Service Design has increasingly attracted leaders from the largest global consumer-based corporations for seeking ways to engage users and create loyalists. The practice of Service Design is similar to other non-aesthetic practices in that it’s based on user-centric principles to organize disparate components – people, process, and technology – for developing and improving services.
Service Design has attracted advocates from among global consumer-based corporations seeking a competitive edge, to financial institutes seeking better ways to convey their services, and to governments who desire a more seamless integration between its services and the public.
A successful service is one that reliably and repeatedly creates unique, individual, positive experiences and using Service Design, you can achieve new revenue, engage millennials, foster loyalty and collaboration, and ensure long-term sustainability for programs and services.
Apple founder Steve Jobs was one of the earliest adopters of Service Design. His experimenting with the techniques led to the idea for launching Apple retail stores and influenced their design – toward creating unique experiences for customers. His goal in using service design was to convert the curious into customers, and customers into loyalists.
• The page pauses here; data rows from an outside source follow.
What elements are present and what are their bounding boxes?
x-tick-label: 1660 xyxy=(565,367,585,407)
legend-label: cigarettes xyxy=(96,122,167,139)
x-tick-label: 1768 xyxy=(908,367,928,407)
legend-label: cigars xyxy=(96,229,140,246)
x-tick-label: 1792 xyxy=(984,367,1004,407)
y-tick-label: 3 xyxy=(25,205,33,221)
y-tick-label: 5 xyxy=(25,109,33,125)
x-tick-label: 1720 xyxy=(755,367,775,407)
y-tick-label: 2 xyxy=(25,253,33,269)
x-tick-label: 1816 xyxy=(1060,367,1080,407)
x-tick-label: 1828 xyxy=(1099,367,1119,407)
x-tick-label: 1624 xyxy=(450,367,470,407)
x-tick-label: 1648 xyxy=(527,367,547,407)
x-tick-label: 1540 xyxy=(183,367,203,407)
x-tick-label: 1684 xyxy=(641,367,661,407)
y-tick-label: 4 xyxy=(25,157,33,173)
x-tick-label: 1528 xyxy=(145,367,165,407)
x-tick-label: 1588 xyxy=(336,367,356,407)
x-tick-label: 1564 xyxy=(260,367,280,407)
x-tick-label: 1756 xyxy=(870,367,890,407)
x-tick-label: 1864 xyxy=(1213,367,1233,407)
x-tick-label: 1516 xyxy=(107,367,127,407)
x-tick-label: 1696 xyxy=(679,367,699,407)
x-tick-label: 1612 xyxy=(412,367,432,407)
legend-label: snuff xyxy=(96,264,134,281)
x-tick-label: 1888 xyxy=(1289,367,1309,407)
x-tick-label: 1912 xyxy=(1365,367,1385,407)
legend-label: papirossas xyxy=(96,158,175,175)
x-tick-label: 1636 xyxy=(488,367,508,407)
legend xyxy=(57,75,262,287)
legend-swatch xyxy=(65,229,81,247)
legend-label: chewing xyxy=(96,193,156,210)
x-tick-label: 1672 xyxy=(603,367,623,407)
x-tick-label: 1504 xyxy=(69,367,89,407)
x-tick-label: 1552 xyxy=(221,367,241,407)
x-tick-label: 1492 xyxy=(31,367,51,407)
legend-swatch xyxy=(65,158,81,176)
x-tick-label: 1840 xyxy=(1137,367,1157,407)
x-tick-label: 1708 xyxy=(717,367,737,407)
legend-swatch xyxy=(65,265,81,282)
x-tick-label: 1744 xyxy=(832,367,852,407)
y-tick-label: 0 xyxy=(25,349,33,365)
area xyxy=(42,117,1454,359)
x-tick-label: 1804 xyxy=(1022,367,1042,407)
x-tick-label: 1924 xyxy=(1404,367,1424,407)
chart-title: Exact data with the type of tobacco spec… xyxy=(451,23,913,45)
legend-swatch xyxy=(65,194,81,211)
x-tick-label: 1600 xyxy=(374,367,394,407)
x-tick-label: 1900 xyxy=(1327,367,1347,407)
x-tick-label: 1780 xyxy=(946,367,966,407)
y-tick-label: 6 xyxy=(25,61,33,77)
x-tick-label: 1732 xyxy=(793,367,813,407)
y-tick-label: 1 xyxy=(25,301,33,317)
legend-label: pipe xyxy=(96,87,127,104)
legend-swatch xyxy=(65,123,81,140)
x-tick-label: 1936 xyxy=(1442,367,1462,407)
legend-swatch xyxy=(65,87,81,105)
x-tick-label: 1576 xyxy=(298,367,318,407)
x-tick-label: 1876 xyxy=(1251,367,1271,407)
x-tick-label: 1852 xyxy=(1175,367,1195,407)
The International Service Design Institute captures these case studies and many others to explain and demonstrate how these techniques are used to build and improve services of all kinds. Our resources include courses, books, and workshops.
While Service Design is a matriculated field of study at several universities, it remains a field that is not taught from a practical approach, or for that matter, sequentially. That’s why we formed International Service Design Institute.